Study reveals a student’s poor eating habits can lead to “a lifetime of illness”, with researchers suggesting universities should provide healthy, affordable food options.
A researcher at the University of British Columbia Okanagan Campus (UBCO) has cautioned that a person’s poor eating habits established during post-secondary studies can contribute to future health issues including obesity, respiratory illnesses and depression.
Dr Joan Bottorff, a Professor with UBCO’s School of Nursing, is one of the researchers that published a multi-site study that observed the easting habits of university students.
Around 12,000 medical students from 31 different universities in China participated in the study, with Dr Bottorff summarising the findings by stating: “The point is that many poor eating habits begin at university and can continue for decades.
“We know many students consume high-calorie meals along with sugary foods and drinks and there is lots of evidence to show those kinds of eating behaviours can lead to obesity. These are not the only habits that lead to obesity, but they are important and can’t be ruled out.”
The study was led by Dr Shihui Peng with the School of Medicine at China’s Jinan University and was published in Preventive Medicine Reports. The research aimed to show a relationship between poor eating habits and infectious diseases including colds and diarrhoea.
“Due to the nature of the study, it was not possible to show cause and effect but the relationship between poor eating habits, obesity and respiratory illnesses were well supported,” explained Dr Bottorff.
“A typical student diet of high-sugar or high-calorie foods can become a long-term issue as these habits can lead to obesity. There is evidence to show that stress and anxiety can cause overeating, but overeating can also lead to stress and depression.”

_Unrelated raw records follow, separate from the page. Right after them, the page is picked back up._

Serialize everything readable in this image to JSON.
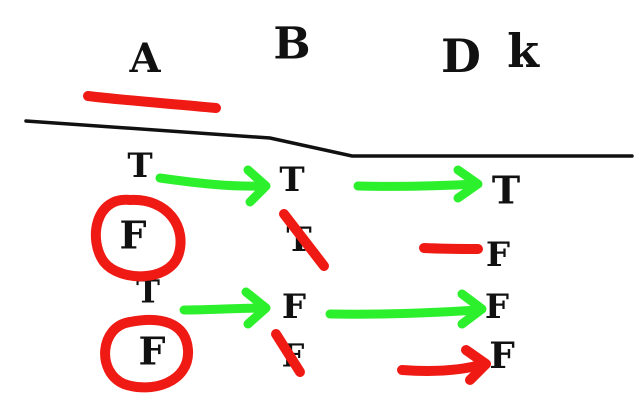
{
  "header": {
    "col_a": "A",
    "col_b": "B",
    "col_d": "D",
    "col_k": "k"
  },
  "rows": {
    "col_a": [
      "T",
      "F",
      "T",
      "F"
    ],
    "col_b": [
      "T",
      "T",
      "F",
      "F"
    ],
    "col_result": [
      "T",
      "F",
      "F",
      "F"
    ]
  },
  "colors": {
    "ink": "#111111",
    "green_arrow": "#2df02d",
    "red_marker": "#f01a14"
  }
}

Dr Bottorff said that the risk pattern among young people at university shouldn’t be ignored. “It is well documented that a significant portion of students have unhealthy diets,” she adds. “The types of foods they are eating are linked to obesity. And this can lead to other health problems that are not just about chronic disease but also infectious diseases.”
While Dr Bottorff says students should be taught about healthy eating while at university the onus should be on the school to provide healthy, and affordable, food options for all students.
“We need to think about the food environment that we provide students. We need to ensure that in our cafeterias and vending machines, there are healthy food options so that they can eat on the go but also make healthy food choices,” concluded Dr Bottorff.